I don’t know what a boy chick is – perhaps through writing here I will arrive at a definition. I do know when I heard a friend refer to herself as a “boy chick” I thought “YES” – I am too. You see I have never given a lot of thought to gender – except that I have always felt not exactly male or female. I play in other words with gender –at least I suppose I do. I confuse people a bit – straight men, straight women, gay men, lesbians have all at times found me attractive. It confuses me but then frankly it doesn’t …I like it if people find me attractive. Who doesn’t.
But I do seem to lack a simple definition or at least I hope I do. I hate labels and a world of black, white, male, female, short, tall, gay, straight — I like shades of grey, blurry lines and fuzzy edges. Questions not answers. Enigmas. I’m completely comfortable in other words with confusion.
I do know a boy chick when I see one but if I referred you to Drew, Beth, Liz well you would have no idea who I mean. So let me instead share a list of woman I think of as “boy chicks”…Kate Moennig, Jackie Warner, Melissa Ferrick, Jenny Shimizu.

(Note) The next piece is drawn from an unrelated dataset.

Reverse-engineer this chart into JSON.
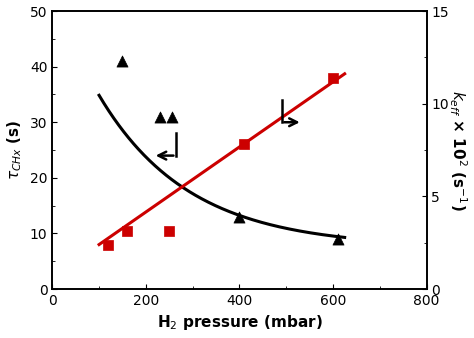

Am I beginning to make any sense? Does it even matter? I am an old boy chick — female but with boyish qualities. Definitely middle aged, definitely queer – definitely feel like a little five year old boy chick inside. In other words while I am getting older, I’m definitely growing down and hope to always maintain a childlike curiosity and playfulness about life. I’m frankly shocked when I look in the mirror and realize I am not as young as I feel inside (or that I don’t look anything like Jenny Shimizu).
So that is who I am.
Welcome, sit down -put your feet up. Oh your Vans are great, I also love red heels…stay a while. Tell me who you are.